I’d like to think I could make something like this in the Very Smallholding, but I probably wouldn’t have the determination to collect all those sticks.
I barely managed to visit the Very Smallholding for a couple of weeks, so now I’ve got a jobs list that is taking over several pages of an exercise book. Having dealt with some of the more urgent items, I decided it was time to clear the path to the wilderness at the bottom of the garden.
After some minutes hacking with a scythe, I found something a bit bigger than a bramble.
That wasn’t there before.
A couple of weeks ago a big storm passed over and clearly it was too much for the large pear tree that had been growing in the bottom of the garden. The tree was probably almost twenty metres tall. I can’t get over the idea that we have a ‘garden’ big enough that we can drop a twenty metre tree and not notice it for two weeks.
So now I’ve got a lot of firewood sitting in the bottom of the garden like a whale in a goldfish bowl and I’ve got to work out what to do with it, and how.
Of course, I’m planning all the awesome things I can do now there’s more sun in this part of the garden, and how I could use the wood in my carpentry course or for interesting artwork, conveniently glossing over the fact that the thing must weigh a couple of tonnes and I’ve got to somehow get it up a slippery hill, after cutting it.
This is the bottom end of the Very Smallholding, after I attacked it with a scythe. If you look very, very carefully (or click on the picture for a bigger version) you can see the effects of the scything to the left hand side. When my arms can lift the scythe again I’ll try and hack a way to the base of those trees up the hill: letting all that fruit go to rot is just silly.
Because of all the trees this part of the garden is far more pleasant than the terrace on hot days, so this year I’d like to cover the cleared area so the brambles don’t get out again, so the space down here remains open and usable as a picnic area or something.
It would be even better if we could clear just a few of those brambles off the hill, and make raked seating and a small performance space, using the area I’ve already cleared as a stage.
Of course for that to happen I really need to put steps on the hill, unless I want guests to slide down it, and I should probably get myself into gear making a decent on-site privvy.
Still, it’s a nice idea.
On the top of the hill, the vegetable garden is growing : the early potatoes have taken over the middle bed and the main crop has broken through the leaf mulch.
(see previous post to compare this to last month)
The pumpkins are beginning to grow. Slowly. Perhaps they need some coffee. Slug trap in the background.
On the main bed the seeds are growing well, if anonymously. (When labelling plants, use a waterproof pen). Notice highly artistic arangements of seed rows.
That’s definitely a bramble which I’m pretty sure wasn’t here yesterday.

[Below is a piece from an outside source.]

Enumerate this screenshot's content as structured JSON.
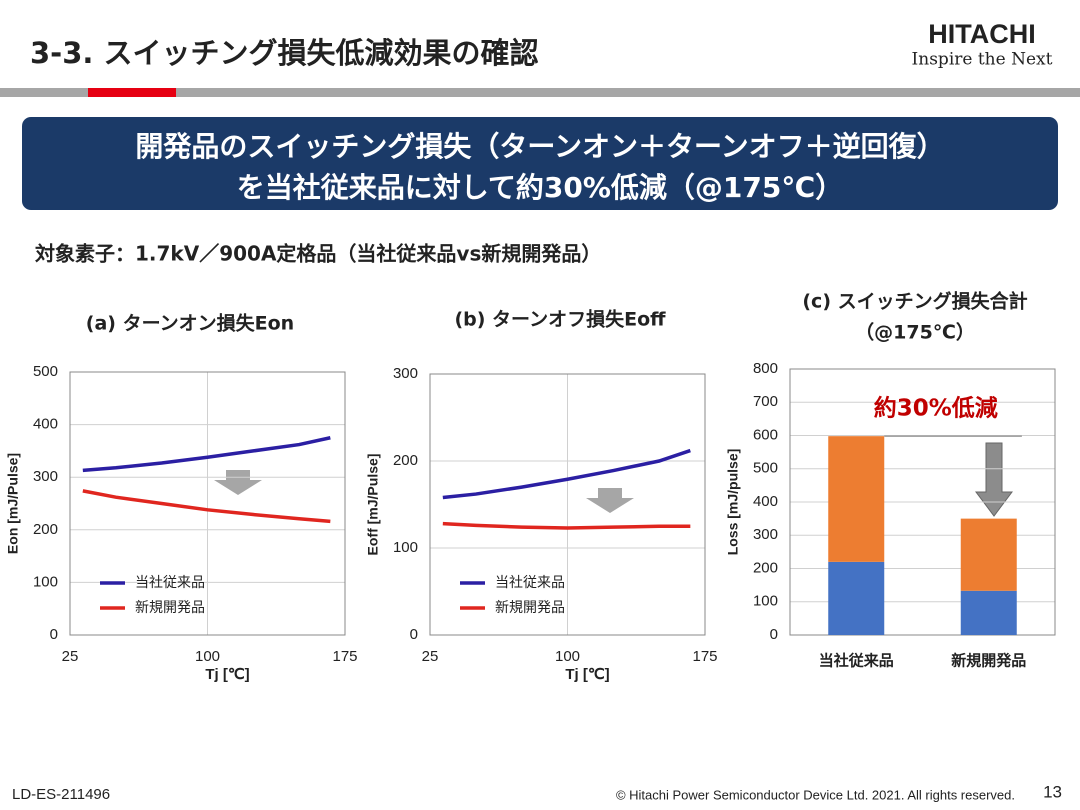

At least it’s the weekend, so I’ve lots of time to hoe the beds and work through the never ending jobs list.
Or maybe sit in the shade dreaming of Amphitheatres.
Trying to defy physics a couple of weeks ago by making support for the french beans that won’t collapse as soon as the wind blows, despite not having anything like enough poles to support it.
The supports are still standing and the garden has moved on a lot since. I really need to take some photographs.